Benefits of digital fitness trackers don't trickle down to those with lower incomes

"The people who need this stuff most are least likely to receive it in."

ByBRIAN OWENS | INSIDE SCIENCE
November 28, 2021, 8:06 AM

This is an Inside Science story.

Technologies like smartwatches, mobile apps and websites have been touted as an accessible and effective way for people to monitor and increase their physical activity and improve their health. But a new analysis has found that that is really only true for people of high socioeconomic status. As with so many other areas of health care, poorer people appear to see little to no benefit from these digital interventions.

"Even though people might have the same access to these interventions, we're still seeing this pernicious inverse care law -- the people who need this stuff most are least likely to receive it in an effective way," said Mark Kelson, who studies health statistics at the University of Exeter in the U.K.
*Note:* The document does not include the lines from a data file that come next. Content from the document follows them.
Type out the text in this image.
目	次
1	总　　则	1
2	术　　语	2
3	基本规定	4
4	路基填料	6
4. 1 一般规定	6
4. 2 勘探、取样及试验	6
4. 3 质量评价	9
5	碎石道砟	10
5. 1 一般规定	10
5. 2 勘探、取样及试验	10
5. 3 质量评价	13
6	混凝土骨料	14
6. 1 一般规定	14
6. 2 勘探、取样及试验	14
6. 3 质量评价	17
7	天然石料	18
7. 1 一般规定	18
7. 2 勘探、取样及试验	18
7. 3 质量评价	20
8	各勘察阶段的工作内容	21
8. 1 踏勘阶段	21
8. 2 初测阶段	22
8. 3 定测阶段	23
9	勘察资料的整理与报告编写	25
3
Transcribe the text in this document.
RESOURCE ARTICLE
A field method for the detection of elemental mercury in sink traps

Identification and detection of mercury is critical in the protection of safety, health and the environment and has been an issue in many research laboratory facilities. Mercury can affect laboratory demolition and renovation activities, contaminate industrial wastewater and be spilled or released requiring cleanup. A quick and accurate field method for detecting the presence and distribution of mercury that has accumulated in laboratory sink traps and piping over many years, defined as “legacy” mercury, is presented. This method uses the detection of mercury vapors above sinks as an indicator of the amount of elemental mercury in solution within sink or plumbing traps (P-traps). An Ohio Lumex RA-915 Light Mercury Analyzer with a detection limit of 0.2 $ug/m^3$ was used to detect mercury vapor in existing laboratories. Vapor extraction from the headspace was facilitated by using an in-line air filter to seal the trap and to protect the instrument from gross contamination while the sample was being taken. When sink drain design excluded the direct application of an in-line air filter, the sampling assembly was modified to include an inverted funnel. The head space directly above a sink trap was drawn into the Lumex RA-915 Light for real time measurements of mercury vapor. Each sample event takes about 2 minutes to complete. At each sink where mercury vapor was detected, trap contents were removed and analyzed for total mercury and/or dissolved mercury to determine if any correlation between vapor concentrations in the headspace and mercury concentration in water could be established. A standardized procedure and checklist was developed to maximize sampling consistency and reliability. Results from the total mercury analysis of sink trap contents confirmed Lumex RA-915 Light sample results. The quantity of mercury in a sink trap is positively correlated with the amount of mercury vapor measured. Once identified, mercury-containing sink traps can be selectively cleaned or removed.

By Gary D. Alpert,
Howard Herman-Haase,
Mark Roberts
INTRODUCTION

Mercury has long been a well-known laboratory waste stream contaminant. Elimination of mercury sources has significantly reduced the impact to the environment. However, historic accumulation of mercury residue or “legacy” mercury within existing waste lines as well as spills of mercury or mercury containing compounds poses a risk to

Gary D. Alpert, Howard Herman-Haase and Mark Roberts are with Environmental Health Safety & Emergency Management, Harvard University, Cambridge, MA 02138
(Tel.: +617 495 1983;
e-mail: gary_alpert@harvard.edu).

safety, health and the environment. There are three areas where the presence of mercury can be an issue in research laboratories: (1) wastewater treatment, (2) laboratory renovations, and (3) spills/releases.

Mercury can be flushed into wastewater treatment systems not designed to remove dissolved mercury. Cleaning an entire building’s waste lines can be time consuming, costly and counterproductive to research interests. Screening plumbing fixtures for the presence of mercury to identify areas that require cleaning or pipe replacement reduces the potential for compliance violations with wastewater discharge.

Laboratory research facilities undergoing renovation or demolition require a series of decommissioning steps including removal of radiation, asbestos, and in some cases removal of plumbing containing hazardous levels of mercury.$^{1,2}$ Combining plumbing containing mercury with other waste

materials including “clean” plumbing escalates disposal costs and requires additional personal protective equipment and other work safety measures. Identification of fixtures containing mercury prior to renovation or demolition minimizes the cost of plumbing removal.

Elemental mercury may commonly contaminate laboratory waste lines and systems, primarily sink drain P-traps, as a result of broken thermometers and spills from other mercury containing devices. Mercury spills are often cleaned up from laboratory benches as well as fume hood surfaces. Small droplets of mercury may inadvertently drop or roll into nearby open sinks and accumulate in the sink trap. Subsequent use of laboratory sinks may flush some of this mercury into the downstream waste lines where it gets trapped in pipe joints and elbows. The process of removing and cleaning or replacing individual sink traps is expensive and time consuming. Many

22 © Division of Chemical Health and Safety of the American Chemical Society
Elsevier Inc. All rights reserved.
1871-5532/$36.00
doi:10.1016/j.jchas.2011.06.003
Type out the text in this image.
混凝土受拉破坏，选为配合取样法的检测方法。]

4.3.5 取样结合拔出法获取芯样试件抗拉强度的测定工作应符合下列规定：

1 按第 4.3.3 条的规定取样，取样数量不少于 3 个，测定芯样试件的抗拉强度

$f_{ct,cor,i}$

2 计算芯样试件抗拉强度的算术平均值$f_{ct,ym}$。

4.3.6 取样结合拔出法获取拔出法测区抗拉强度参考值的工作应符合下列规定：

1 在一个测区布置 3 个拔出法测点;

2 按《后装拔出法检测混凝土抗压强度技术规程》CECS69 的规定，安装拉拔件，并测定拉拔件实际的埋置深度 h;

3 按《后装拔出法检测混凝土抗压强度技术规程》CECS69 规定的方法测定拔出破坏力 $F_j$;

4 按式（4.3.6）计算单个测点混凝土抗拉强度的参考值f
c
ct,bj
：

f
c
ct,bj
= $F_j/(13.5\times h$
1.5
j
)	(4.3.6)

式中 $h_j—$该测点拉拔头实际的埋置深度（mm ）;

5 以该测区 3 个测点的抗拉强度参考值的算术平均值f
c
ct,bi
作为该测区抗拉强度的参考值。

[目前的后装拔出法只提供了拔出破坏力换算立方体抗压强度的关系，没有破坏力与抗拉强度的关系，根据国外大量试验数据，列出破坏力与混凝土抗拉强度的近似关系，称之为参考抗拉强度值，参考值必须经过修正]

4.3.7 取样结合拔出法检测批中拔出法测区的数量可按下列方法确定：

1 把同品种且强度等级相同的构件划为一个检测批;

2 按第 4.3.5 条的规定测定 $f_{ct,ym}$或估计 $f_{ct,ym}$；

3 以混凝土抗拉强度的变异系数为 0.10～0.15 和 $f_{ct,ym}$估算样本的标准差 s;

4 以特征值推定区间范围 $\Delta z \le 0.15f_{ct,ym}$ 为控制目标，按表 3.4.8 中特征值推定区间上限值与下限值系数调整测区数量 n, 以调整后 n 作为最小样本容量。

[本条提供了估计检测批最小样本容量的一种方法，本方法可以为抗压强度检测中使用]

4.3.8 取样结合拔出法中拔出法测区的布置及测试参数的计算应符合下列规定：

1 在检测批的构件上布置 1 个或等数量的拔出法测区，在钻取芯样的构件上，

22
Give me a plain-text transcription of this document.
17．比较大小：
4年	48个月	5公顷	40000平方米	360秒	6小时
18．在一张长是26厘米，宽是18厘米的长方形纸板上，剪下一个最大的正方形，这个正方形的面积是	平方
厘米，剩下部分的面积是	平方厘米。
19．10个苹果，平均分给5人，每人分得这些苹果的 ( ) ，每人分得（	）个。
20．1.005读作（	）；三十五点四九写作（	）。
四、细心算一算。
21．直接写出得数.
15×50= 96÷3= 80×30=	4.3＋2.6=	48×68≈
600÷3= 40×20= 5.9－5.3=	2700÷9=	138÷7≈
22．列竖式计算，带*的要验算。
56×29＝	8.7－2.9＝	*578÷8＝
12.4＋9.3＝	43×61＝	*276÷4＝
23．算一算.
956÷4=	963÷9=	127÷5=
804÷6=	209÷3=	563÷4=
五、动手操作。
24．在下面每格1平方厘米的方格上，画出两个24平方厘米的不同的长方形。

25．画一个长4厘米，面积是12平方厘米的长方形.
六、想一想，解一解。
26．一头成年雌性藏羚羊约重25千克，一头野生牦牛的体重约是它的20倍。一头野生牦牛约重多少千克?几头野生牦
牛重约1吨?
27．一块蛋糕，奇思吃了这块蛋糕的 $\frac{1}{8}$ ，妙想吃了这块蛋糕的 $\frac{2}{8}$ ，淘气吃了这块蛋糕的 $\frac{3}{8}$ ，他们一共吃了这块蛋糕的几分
Kelson and his colleagues analyzed the data from 19 different studies conducted around the world between 1990 and 2020 that looked at digital interventions intended to help increase physical activity and improve health. They then compared how the interventions affected people of higher and lower socioeconomic status, and found what Kelson calls one of the clearest and most robust results he has ever seen in his career. For those of high socioeconomic status there was a moderate positive effect -- those who received the interventions increased their physical activity by around 1,500 to 2,500 steps per day compared with those who didn't receive interventions. But there was virtually no effect among those of lower socioeconomic status. The results were published this month in the International Journal of Behavioural Nutrition and Physical Activity.

The Fitbit Sense health smartwatch lies on display at the Fitbit stand at the IFA 2020 Special Edition consumer electronics and appliances trade fair, Sept. 3, 2020, in Berlin.
Sean Gallup/Getty Images

This is the kind of result that "strikes fear into the heart of behavioral interventionists," said Kelson, because the health need is much greater in economically deprived groups -- poorer people tend to be less active and to have more health problems than richer ones. So in this case the people who need help the most are the ones deriving the least benefit, while those who need it least get more of a boost. "Everyone is keen to increase physical activity to improve public health," he said. "But even with the best of intentions we might end up increasing health disparity. We really need to be paying attention to the socioeconomic divide."

The study did not examine why people of lower socioeconomic status with the same access to an intervention like a step counter and associated fitness app would get less benefit. But Kelson speculates there are likely a few overlapping reasons for the disparity. Poorer people tend to have less free time for leisure activity, which is the category of physical activity associated with the most health benefits, so they have less capacity to take advantage of digital interventions focused on exercise. And people with lower socioeconomic status also tend to be less familiar with the use of the digital technologies involved in these interventions, which affects how well they engage with them, the researchers wrote in the paper.

The first step to overcoming this digital divide is for researchers to acknowledge it, and then explore it more systematically in their studies, Kelson said. But they should also consider how they design their interventions and look for ways to make the technology more accessible and useful to poorer people.

Lucy Yardley, a health psychologist at the University of Bristol, said a more person-based approach to designing digital health interventions can help reduce the disparities in outcome between socioeconomic classes. That means public health experts must put in the hard work to understand what barriers their subjects are encountering, and constantly revise the intervention until those barriers are gone.

These tweaks can be as simple as changing the language used. Most digital fitness interventions are written for an average reading level of college graduates, for example, which can make them more difficult for people with lower levels of literacy to engage with. Or they may lack clear definitions of terms. In one project aimed at increasing physical activity among people with diabetes who had lower levels of health literacy, Yardley found that many had misunderstood what counted as "moderate intensity" exercise and were inputting much higher levels of activity into the planner, and so getting the wrong advice as a result.

Other tweaks can involve dealing with barriers of time, money or location, Yardley said. Instead of suggesting a long walk in a park that might not be accessible, researchers could offer simple exercises that people can do at home in front of the TV, with a couple of cans of food. "You need to start with the person in their context, understand their needs and motivations, and base the intervention around that," said Yardley.

Kelson said that addressing socioeconomic barriers will also benefit the researchers designing and studying the interventions. When some study subjects are getting no benefit, averaging the result across all participants ends up reducing the effect you would see under ideal conditions.

"We need to come up with something that is accessible for a large group of people, but a different set from the ones who most of the activity interventions are catering to," said Yardley.